Gosh B.C. is beautiful.
Garth Lenz
Well…. kind of. What the title to the land actually means is that if the Crown wants to – hmm, let’s say hypothetically – build a pipeline through the Tsilhqot’in land, they’ll need Tsilhqot’in permission, or if not, they’ll have to justify that it’s like super-duper important that they go forward with this project, and they must “meet its fiduciary duty to the aboriginal group.” That means that if the government wants to overrule the Tsilhqot’in people’s refusal to allow development on their land, they just need to pinky-swear that they have only the noblest of intentions and pay the Natives a couple dollars in hush-money. Another backdoor in a Canadian law to let anyone do anything. Great. It looks like “right to control” doesn’t mean total control and that’s a critical distinction.

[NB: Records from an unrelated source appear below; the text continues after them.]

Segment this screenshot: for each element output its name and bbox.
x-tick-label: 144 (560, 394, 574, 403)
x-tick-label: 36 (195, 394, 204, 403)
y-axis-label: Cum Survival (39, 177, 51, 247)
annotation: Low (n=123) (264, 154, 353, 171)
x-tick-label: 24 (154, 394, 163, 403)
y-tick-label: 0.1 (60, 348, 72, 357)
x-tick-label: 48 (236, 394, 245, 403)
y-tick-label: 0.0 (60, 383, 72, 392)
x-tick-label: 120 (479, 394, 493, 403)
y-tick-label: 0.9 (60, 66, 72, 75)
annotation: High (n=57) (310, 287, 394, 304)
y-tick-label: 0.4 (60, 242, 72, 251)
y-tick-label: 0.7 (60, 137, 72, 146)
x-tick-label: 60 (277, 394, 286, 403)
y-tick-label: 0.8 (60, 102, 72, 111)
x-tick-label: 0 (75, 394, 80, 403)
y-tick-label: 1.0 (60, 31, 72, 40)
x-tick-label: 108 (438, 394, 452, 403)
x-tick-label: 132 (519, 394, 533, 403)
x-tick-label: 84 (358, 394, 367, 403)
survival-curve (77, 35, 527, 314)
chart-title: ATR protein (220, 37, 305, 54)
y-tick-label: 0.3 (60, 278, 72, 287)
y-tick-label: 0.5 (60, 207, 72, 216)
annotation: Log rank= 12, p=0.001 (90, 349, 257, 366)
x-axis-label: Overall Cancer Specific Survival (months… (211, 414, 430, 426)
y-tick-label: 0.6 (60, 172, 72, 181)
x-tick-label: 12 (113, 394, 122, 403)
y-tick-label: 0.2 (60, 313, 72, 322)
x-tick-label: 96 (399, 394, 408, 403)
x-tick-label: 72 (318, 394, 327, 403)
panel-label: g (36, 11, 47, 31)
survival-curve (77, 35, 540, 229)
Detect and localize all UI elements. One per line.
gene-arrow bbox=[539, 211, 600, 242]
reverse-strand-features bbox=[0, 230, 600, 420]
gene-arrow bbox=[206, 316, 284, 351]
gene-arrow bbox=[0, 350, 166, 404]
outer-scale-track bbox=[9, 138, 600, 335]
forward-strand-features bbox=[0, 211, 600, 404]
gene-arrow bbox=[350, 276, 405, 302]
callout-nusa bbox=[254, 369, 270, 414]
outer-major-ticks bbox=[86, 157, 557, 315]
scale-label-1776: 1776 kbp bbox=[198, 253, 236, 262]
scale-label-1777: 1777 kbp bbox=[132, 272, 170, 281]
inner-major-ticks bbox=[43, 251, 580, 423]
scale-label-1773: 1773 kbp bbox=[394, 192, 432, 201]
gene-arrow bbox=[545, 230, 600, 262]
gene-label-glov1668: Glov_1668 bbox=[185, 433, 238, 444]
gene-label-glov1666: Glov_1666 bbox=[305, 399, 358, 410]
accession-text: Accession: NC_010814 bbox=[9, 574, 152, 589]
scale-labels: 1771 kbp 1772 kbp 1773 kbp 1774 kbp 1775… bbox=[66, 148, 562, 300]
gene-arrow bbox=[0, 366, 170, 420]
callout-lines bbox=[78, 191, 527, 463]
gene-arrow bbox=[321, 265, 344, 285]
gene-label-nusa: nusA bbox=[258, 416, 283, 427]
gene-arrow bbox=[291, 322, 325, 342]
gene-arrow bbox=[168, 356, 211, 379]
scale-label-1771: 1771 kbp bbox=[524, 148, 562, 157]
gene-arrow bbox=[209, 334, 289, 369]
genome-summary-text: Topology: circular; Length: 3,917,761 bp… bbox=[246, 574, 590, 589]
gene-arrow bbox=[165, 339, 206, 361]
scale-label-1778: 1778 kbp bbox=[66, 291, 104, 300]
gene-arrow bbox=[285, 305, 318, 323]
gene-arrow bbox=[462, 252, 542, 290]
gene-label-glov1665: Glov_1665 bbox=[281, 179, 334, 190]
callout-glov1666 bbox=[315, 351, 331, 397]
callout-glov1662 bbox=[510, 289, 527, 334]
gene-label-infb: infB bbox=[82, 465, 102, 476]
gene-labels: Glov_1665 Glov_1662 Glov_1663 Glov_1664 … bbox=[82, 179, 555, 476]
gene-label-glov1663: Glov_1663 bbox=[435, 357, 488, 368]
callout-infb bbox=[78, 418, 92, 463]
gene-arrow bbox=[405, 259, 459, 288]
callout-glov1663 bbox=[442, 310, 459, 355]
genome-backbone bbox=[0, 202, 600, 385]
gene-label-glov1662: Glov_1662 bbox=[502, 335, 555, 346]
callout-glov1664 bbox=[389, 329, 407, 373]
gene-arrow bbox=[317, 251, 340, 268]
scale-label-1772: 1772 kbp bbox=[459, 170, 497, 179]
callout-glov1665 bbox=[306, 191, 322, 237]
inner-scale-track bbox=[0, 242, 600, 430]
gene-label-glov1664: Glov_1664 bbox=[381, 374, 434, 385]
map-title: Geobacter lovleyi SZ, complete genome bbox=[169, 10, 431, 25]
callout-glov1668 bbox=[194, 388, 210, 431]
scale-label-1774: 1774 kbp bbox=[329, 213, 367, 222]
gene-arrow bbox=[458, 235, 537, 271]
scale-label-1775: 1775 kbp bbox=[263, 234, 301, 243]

Well, it sounds like this ruling has altered just about nothing at all. Given the ‘landmark’ nature of this Supreme Court decision, rulings of this kind will be popping up all over the place, which will give Canadian judges and news-watchers alike that ‘we-done-good’ feeling that guilt-ridden white Liberals crave, all the while changing nothing on the ground for Aboriginal communities. Despite being Aboriginal “property,” the Tsilhqot’in won’t truly own the land, and someone else has the final say. Landmark, indeed.